Sono stata fortunata o forse ho avuto tanta forza. Tutti dovrebbero avere un sogno. Coltivare le gardenie, costruire case, non importa quale sia. Io vivevo ai confini dell’Italia, il traguardo sembrava difficile, quasi irraggiungibile, ma questo aumenta la determinazione di chi vuole raggiungere il proprio obiettivo. E io quello volevo fare e alla fine lo ho fatto. Chissà, forse mi ha ispirato anche il fatto di avere un padre che faceva l’insegnante e che ogni sera ci leggeva dei libri. Amava raccontarci l’Iliade, l’Odissea, l’Orlando Furioso, storie magnifiche. E poterle ascoltare raccontate da qualcuno era meraviglioso. E così, il gioco, il travestimento che si fa da piccoli mi ha portata a realizzare che avrei potuto raccontarle anche io. E per poterlo fare… devi fare l’attore.
C’è un libro che porta nel cuore?
Si chiamava PEM, Piccola Enciclopedia Mondadori. Ricordo che sfogliavo questo libro pesantissimo, scritto in piccolo, e ho iniziato a leggerlo piano piano dalla A di Abaco con l’intento di arrivare alla Z. Volevo sapere tutto, sono sempre stata molto curiosa.

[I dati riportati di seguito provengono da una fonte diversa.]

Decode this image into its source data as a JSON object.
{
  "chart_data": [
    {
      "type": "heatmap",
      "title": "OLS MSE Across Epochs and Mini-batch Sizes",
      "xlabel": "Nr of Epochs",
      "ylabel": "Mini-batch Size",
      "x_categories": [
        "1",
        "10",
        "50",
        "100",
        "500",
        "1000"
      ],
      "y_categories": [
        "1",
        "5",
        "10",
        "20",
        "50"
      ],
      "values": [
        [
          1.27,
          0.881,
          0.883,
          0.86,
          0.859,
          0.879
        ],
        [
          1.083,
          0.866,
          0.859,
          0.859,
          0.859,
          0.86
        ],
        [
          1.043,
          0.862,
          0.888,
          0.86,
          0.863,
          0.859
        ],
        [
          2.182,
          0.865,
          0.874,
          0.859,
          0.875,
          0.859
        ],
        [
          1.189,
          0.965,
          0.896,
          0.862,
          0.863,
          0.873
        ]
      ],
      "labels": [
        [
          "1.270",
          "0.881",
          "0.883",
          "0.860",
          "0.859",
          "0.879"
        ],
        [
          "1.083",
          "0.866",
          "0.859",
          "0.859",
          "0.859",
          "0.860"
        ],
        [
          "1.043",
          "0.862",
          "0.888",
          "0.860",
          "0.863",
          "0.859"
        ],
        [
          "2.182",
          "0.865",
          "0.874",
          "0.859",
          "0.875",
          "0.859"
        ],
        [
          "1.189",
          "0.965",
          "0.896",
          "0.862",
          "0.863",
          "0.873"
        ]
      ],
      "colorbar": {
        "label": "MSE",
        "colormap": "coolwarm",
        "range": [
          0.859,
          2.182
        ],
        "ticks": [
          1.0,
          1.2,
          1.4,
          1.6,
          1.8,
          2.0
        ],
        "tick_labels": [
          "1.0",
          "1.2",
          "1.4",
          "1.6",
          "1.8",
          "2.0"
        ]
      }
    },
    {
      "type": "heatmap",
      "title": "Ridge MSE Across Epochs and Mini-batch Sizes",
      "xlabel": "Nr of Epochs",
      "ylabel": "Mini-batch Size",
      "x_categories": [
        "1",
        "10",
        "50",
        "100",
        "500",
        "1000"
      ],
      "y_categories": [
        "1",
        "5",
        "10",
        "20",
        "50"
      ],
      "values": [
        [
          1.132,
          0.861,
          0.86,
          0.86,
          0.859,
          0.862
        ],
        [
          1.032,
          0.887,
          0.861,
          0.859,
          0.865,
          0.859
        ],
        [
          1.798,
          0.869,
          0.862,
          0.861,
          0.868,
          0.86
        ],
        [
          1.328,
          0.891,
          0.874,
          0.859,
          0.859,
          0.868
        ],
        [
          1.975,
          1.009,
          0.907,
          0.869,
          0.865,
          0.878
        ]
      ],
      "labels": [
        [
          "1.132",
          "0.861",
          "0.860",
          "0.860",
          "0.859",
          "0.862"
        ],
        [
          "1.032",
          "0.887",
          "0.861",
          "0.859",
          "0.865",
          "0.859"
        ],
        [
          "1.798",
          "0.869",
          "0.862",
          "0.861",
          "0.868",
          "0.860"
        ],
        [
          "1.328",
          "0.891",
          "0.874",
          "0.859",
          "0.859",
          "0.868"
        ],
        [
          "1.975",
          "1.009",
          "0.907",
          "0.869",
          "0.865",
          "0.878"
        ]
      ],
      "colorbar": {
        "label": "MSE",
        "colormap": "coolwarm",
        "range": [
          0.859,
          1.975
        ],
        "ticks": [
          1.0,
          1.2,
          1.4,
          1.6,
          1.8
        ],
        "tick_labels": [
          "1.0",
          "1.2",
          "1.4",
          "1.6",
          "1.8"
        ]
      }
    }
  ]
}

E lei racconta molte storie, anche attraverso gli audiolibri.
Ne ho fatti tanti, davvero. E sono libri belli. Anna Karenina, Suite Francese, Anime Morte di Gogol. Spesso li ho riscoperti per consegnarli ad altri. Quello che è importante, per chi fa questo tipo di lavoro, è cercare di ridare non se stessi, non il proprio ego, ma di trasmettere il senso di quello che c’è scritto, intuendo il tono che gli è stato conferito dall’autore e senza sovrapporsi a lui.
Con quale dei molti registi con i quali ha lavorato si è trovata meglio?
Con chi mi ha insegnato qualcosa. Ci sono quelli come Luca Ronconi, Carlo Cecchi e Toni Servillo che mettono l’attore al centro dello spettacolo. E io da loro ho rubato un po’ di cose. Il rapporto tra noi è quello di chi sa che in teatro c’è una gabbia creata dal regista in cui devi essere libero, creativo, concentrato, non vanitoso e non narciso. Per creare un personaggio ci deve essere una fusione di corpo, sentimento e ragionamento e razionalità.
A cosa sta lavorando in questo periodo?
A un film che è l’opera prima di Francesco Frangipane e poi riprenderò la tournée con la compagnia Fanny and Alexander su una drammaturgia di un romanzo di Nadia Terranova e sarò al Piccolo di Milano diretta da Pascal Rambert. Ho molte cose da fare ma continuerò anche le mie letture all’università. A Bologna leggo Seneca, a Napoli Leopardi e poi ho un progetto su Benedetta Tobagi tra Torino, Milano e Roma con un testo ancora inedito.